I keep an O2 Exposure slate from IANTD in my wetnotes.
Having notes/tables is something I'm realizing more and more is a must. Dive computers are nice and handy for coral reefs, but once you start deviating from the standards, you suddenly find yourself having to work out solutions instead of following an established protocol. The only way to make this "working out solutions on the fly" safe is to have both the understanding of the problem and the data with which to calculate. I'm beginning to really appreciate the way tech divers think.
I've ordered Nitrox tables. They provide cumulative CNS O2 exposure based on time-depth so I can quickly see if I'm anywhere near the limits.
---------- Post added November 6th, 2015 at 10:22 AM ----------
The simple, conservative answer is, for the 2nd and 3rd dives, set your computer to air and manually calculate your O2 exposure based on your original EANx blend. I.e. if you started the 1st dive with EAN32, then calculate O2 exposure for dives 2 and 3 based on 32%, even though you know it's actually less.
This is what I *wanted* to do, but I didn't have tables for O2 exposure and my computer (I'm just starting so I'm using Mares Puck Pro) won't do the CNS calculation the way it will do, e.g., MOD. It will keep *calculating* O2 exposure, but won't let me use it in plan mode where I can get a simple depth-time limit the way I would get limit for no-deco time (N2 exposure.)
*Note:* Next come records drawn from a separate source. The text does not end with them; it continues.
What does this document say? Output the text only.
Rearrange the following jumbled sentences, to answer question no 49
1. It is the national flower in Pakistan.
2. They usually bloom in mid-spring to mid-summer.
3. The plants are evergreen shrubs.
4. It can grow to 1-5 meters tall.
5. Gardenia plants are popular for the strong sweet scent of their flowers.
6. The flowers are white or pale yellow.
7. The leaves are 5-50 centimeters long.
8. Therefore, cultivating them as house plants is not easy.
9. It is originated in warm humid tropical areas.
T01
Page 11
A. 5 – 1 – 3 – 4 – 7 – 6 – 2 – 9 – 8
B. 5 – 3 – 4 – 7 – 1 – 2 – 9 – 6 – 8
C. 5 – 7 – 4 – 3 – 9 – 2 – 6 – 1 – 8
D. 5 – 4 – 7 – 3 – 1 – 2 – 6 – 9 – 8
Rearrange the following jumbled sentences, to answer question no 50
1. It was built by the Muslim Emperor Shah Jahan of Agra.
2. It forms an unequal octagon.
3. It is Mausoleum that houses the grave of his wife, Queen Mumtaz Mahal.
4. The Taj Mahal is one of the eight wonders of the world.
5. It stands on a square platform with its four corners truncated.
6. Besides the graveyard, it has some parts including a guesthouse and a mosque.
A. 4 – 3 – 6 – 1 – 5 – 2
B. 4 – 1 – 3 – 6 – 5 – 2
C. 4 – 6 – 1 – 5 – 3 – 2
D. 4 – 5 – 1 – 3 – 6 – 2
---------- Post added November 6th, 2015 at 10:29 AM ----------
Were you really diving mixtures so rich that 3 tanks would make exposure an actual concern? I mean, were you sitting at 1.4 or higher for any length of time?
Heh, I wouldn't know unless I calculated it and I didn't have the tools to calculate it because I didn't have any model or data off of which to base my O2 exposure, nor did I have any prior experience with Nitrox. Remember, this was my first post-OW dive and my first dive using Nitrox. All I had to work off of was the little "CNS bar" on my computer. I didn't know anything about the exposure model the computer was using or how quickly would that bar move.
In retrospect, Nitrox class should spend more time on models behind the calculations and simple rules of thumb for estimating O2 exposure.
---------- Post added November 6th, 2015 at 10:37 AM ----------
If your tank was O2 clean when you got on the dive boat, you've got a bigger concern because it wasn't O2 clean once you got the first fill on the boat. And it wouldn't have mattered if the boat did nitrox fills or not
It was a rental and it wasn't clean, but it's an important thing to keep in mind. However, that's another confusing part of scuba diving, where every single agency *outside* the scuba diving requires O2 clean equipment for anything above around 25% O2, while in scuba diving the limit for having to be clean is 40%.